日立さんのようにインフラ系の会社さんですと、安全・安心を届けるビジネスなので「失敗しちゃいけない」という引き算のカルチャーがあると思うのですが、その中に少し余白を設けることが重要だと思います。

画像: 「両利きの経営」に向けて人事がすべきこと

それで、髙本さんのご質問への回答としては、新しい事業に成功している大企業の場合、その担当チームは別組織になっているのがほとんどです。

髙本
ああ、やっぱりそうですよね。

入山
もっと言うと、既存の組織とは物理的に離さないとダメです。

わたしがよく引き合いに出すのは、LCC(格安航空会社)のPeach Aviation株式会社の話です。海外で成功したLCCの波がそろそろ日本にもやってくるという時期に、ANAホールディングス株式会社は先手を打ってLCCへの参入を決めました。そこで当時の経営者は3人の社員を指名し、LCCの設立準備に着手させました。

大手航空会社がLCCを作るというのは、究極のカニバリズムじゃないですか。考えようによっては、自分たちのビジネスをただ安くするだけと社内からとらえられかねない。当然、猛反発が起きることが予想されました。それで経営者はどうしたかというと、指名した3人の設立メンバーを香港に転勤させて、現地でLCCを立ち上げさせたのです。その後、現地のファンドからの出資も得ることができて、日本で事業を始めたらインバウンド需要が急に増えたこともあって、見事成功しました。

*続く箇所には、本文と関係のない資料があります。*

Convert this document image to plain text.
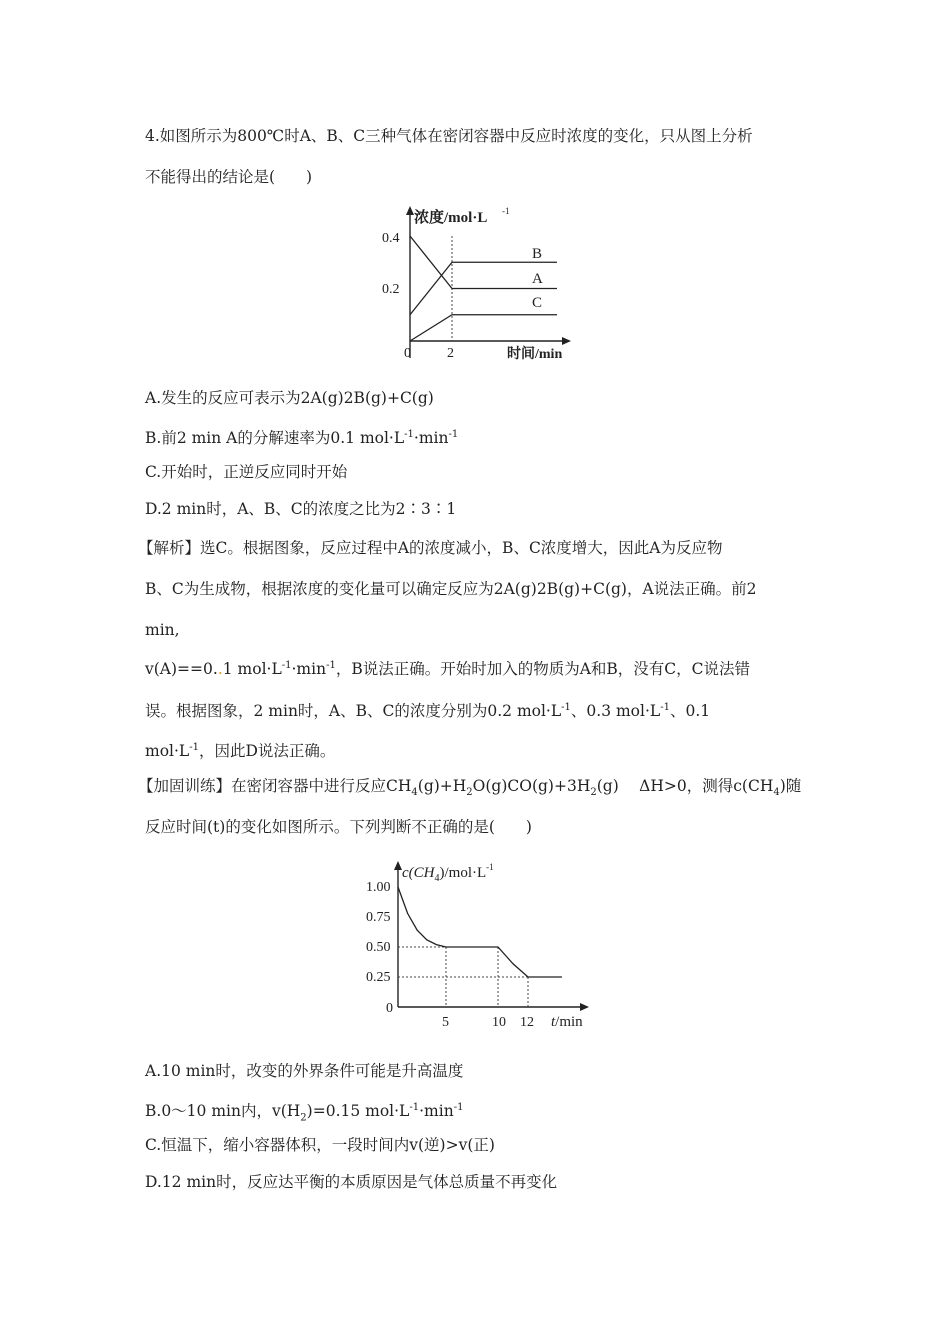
4.如图所示为800℃时A、B、C三种气体在密闭容器中反应时浓度的变化，只从图上分析
不能得出的结论是(　　)
浓度/mol·L -1
时间/min
0.4
0.2
0	2
B
A
C
A.发生的反应可表示为2A(g)2B(g)+C(g)
B.前2 min A的分解速率为0.1 $mol\cdot L^{-1}\cdot\min^{-1}$
C.开始时，正逆反应同时开始
D.2 min时，A、B、C的浓度之比为2∶3∶1
【解析】选C。根据图象，反应过程中A的浓度减小，B、C浓度增大，因此A为反应物
B、C为生成物，根据浓度的变化量可以确定反应为2A(g)2B(g)+C(g)，A说法正确。前2
min,
v(A)==0..1 $mol\cdot L^{-1}\cdot\min^{-1}$，B说法正确。开始时加入的物质为A和B，没有C，C说法错
误。根据图象，2 min时，A、B、C的浓度分别为0.2 $mol\cdot L^{-1}$、0.3 $mol\cdot L^{-1}$、0.1
$mol\cdot L^{-1}$，因此D说法正确。
【加固训练】在密闭容器中进行反应$CH_4(g)+H_2O(g)CO(g)+3H_2(g)$　 ΔH>0，测得$c(CH_4)$随
反应时间(t)的变化如图所示。下列判断不正确的是(　　)
$c(CH_4)/mol\cdot L^{-1}$
1.00
0.75
0.50
0.25
0
5	10 12 t/min
A.10 min时，改变的外界条件可能是升高温度
B.0～10 min内，$v(H_2)=0.15$ $mol\cdot L^{-1}\cdot\min^{-1}$
C.恒温下，缩小容器体积，一段时间内v(逆)>v(正)
D.12 min时，反应达平衡的本质原因是气体总质量不再变化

つまり、物理的に離すことで、新しい組織を守ってあげる。そして、責任は経営者が持つ。大企業が新しい事業を起こすなら、このLCCの例のように組織を完全に特別扱いにすることが非常に重要だと思います。

髙本
なるほど。そのご説明、すごく腹落ちしますね(笑)。

入山
お役に立てればうれしいです。今日は日立さんの新しい取り組みを伺うことができてよかったです。すごく刺激的な時間でした。

髙本
こちらこそ、いろいろ勉強になりました。お忙しい時期に貴重なお時間をいただき、ありがとうございました。これからも、先生とは関係を深めさせていただけましたら幸いです。

画像1: 対談 個を輝かせる人事
【第5回】情熱、そして「知の探索」

入山章栄(いりやまあきえ)
1972年生まれ。慶應義塾大学経済学部卒業、同大学院経済学研究科修士課程修了。株式会社三菱総合研究所で主に自動車メーカーや国内外政府機関へのコンサルティング業務に従事した後、2008年に米ピッツバーグ大学経営大学院よりPh.D.(博士号)を取得。同年より米ニューヨーク州立大学バッファロー校ビジネススクール助教授を務め、2013年から早稲田大学ビジネススクール准教授。経営戦略論および国際経営論を専門とし、Strategic Management Journalをはじめ国際的な主要経営学術誌に論文を数多く発表している。著書に『世界の経営学者はいま何を考えているのか』(英治出版,2012年)、『ビジネススクールでは学べない世界最先端の経営学』(日経BP社,2015年)。

画像2: 対談 個を輝かせる人事
【第5回】情熱、そして「知の探索」

髙本真樹(たかもとまさき)
1986年、株式会社日立製作所に入社。大森ソフトウェア工場(当時)の総務部勤労課をはじめ、本社社長室秘書課、日立工場勤労部、電力・電機グループ勤労企画部、北海道支社業務企画部を経験。都市開発システム社いきいきまちづくり推進室長、株式会社 日立博愛ヒューマンサポート社社長などを経て、現在システム&サービスビジネス統括本部 人事総務本部 担当本部長を務め、ヒューマンキャピタルマネジメント事業推進センタ長を兼任。全国の起業家やNPOの代表が出場する「社会イノベーター公志園」(運営事務局:特定非営利活動法人 アイ・エス・エル)では、メンターとして出場者に寄り添い共に駆け抜ける "伴走者"も務めている。